Logos for Apps & Tech: Consider serifs for B2B companies whose customers also use serif fonts or apps offering high-end solutions; most often: use sans serifs to show ease of use and approachability.
Logo Templates by Industry
What’s the Cost for Logo Fonts?
Option 1: You can buy a single font style from type studios or on font platforms such as MyFonts, Creative Market, or FontShop for around $35. You’ll then need to install that font on your computer and activate it in order to create a logo with a graphic program that you have on your computer.
Option 2: You can get free fonts from Google Fonts that you can download to use for a logo design. To make your branding more cohesive, you can also use the very same font from Google web fonts for all of your copy on your website, such as Wix, WordPress, Squarespace, and so on.
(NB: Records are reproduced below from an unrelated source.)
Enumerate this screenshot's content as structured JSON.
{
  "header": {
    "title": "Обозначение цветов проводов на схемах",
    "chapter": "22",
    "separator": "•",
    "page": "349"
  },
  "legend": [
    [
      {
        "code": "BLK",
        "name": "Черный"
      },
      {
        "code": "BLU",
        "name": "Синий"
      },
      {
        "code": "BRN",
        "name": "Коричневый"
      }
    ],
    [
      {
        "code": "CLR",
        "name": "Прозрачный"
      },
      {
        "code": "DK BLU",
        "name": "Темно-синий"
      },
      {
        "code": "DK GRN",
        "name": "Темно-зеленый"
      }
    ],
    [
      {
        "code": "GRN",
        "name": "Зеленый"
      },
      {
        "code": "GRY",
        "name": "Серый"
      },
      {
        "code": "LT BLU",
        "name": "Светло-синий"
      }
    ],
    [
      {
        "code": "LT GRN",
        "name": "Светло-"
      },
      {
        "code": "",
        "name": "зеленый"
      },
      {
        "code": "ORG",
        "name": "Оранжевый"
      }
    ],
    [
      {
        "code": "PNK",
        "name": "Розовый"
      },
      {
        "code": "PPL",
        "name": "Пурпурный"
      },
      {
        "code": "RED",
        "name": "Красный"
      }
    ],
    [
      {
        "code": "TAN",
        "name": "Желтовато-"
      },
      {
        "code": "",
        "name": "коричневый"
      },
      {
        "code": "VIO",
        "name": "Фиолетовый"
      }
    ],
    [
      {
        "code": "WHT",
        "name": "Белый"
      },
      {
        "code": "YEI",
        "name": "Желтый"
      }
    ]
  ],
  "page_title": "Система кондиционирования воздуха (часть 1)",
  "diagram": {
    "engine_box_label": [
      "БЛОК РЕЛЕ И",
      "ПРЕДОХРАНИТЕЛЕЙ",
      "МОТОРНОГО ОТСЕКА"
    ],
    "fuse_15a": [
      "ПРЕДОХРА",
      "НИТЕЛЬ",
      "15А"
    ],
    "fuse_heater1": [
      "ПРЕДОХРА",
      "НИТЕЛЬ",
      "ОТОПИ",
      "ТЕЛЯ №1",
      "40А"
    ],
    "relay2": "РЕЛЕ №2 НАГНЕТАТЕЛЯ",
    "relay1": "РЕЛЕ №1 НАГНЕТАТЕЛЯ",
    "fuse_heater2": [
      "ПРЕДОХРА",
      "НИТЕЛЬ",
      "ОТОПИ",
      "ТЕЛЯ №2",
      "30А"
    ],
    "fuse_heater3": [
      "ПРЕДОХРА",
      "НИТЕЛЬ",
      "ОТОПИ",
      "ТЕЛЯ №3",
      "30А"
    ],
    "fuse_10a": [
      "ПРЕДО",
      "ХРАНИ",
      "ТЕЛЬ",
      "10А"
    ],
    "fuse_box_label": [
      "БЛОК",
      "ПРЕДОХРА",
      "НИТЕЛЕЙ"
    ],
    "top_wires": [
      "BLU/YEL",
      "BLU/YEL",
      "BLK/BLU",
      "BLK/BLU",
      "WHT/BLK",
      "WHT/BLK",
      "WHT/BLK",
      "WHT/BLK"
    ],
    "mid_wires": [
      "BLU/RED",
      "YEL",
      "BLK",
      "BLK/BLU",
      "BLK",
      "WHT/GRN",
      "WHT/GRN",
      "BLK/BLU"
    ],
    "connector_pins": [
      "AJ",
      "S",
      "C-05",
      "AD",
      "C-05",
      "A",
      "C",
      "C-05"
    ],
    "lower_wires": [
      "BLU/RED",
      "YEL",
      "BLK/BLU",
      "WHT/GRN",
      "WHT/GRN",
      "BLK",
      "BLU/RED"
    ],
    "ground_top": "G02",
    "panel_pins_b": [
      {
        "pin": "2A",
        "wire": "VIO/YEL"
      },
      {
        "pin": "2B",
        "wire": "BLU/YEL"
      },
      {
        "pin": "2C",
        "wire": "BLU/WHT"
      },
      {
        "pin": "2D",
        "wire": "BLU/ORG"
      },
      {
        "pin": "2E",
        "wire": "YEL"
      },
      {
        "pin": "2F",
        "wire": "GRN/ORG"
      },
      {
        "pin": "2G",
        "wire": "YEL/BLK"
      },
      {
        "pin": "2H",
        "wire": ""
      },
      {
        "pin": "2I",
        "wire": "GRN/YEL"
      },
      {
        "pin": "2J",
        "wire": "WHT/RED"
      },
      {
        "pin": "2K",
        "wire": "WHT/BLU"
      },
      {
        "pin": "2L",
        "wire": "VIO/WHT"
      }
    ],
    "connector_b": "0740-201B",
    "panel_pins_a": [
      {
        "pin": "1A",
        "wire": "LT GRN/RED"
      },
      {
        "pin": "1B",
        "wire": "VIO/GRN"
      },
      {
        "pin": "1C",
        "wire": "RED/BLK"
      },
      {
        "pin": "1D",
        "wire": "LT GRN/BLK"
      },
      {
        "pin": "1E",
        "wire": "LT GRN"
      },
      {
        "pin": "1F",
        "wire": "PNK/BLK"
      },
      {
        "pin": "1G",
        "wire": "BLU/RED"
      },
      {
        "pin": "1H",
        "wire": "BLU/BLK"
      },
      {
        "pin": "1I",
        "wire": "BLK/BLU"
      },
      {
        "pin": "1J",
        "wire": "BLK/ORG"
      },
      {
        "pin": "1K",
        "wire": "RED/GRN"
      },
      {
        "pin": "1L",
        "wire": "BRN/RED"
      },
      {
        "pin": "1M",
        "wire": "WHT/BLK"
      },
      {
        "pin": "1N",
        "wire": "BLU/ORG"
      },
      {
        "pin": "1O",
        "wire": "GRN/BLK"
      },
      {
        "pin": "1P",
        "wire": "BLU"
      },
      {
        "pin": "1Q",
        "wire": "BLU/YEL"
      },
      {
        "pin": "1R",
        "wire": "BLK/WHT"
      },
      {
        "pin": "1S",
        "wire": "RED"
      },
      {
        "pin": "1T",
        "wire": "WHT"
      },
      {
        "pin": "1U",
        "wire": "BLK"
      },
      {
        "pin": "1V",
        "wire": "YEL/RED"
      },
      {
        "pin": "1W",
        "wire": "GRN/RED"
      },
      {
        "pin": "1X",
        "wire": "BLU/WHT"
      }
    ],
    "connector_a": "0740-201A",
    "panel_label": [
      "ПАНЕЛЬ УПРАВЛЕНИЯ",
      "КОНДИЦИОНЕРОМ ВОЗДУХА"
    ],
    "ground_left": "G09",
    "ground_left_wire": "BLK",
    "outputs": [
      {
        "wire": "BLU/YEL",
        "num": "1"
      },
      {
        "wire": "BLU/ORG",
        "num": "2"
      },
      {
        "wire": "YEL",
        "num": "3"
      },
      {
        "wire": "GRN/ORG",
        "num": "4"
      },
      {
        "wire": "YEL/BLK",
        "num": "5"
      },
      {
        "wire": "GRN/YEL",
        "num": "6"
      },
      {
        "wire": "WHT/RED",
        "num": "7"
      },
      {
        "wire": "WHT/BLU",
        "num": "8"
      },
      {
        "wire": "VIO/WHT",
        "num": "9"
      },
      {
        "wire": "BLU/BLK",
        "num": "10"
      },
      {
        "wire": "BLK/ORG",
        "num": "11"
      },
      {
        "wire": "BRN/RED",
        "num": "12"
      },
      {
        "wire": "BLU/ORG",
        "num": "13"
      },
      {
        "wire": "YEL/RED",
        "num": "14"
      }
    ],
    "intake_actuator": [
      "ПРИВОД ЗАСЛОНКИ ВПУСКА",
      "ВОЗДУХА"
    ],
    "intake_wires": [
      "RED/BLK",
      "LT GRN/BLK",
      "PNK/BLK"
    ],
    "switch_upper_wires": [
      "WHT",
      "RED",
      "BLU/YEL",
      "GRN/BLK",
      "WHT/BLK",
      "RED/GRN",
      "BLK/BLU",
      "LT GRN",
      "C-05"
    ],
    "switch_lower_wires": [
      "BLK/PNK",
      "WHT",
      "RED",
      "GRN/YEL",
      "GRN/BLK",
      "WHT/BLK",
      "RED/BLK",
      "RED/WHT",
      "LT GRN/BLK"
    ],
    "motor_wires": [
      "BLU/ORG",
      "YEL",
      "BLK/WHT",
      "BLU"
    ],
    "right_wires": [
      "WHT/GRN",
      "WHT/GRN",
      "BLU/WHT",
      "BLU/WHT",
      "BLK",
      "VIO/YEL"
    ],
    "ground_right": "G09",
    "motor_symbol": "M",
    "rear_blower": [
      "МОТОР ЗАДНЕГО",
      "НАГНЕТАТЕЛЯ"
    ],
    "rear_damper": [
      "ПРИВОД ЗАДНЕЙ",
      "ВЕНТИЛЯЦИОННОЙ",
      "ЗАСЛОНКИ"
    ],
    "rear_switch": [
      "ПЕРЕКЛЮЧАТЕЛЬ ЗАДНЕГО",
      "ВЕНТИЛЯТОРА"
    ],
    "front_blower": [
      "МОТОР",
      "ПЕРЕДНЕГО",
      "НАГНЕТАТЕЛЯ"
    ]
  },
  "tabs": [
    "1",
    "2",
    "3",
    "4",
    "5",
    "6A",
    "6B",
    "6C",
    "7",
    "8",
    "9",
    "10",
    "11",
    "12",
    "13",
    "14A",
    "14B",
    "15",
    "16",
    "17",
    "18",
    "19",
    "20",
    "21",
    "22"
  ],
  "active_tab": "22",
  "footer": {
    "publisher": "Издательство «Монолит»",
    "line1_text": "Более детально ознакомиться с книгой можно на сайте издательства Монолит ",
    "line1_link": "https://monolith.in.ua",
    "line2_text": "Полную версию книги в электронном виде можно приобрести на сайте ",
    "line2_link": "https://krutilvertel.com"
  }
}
Option 3: At Mojomox, you can design your logo right here with our logo maker using our modern and unique fonts specifially crafted for logo designs. To keep your branding consistent, you can also use the same font you picked for your logo on your website. Check out everything you’ll get with a subscription.
Summary of Modern Fonts for Logo Designs
With the rise of interest in typography, more fonts are available across many websites and platforms. While experimenting with type is fun, professional branding requires consistency and that means keeping your brand’s typeface for years to come. For that reason, it’s key to pick a font that’s classy and won’t go out of style anytime soon.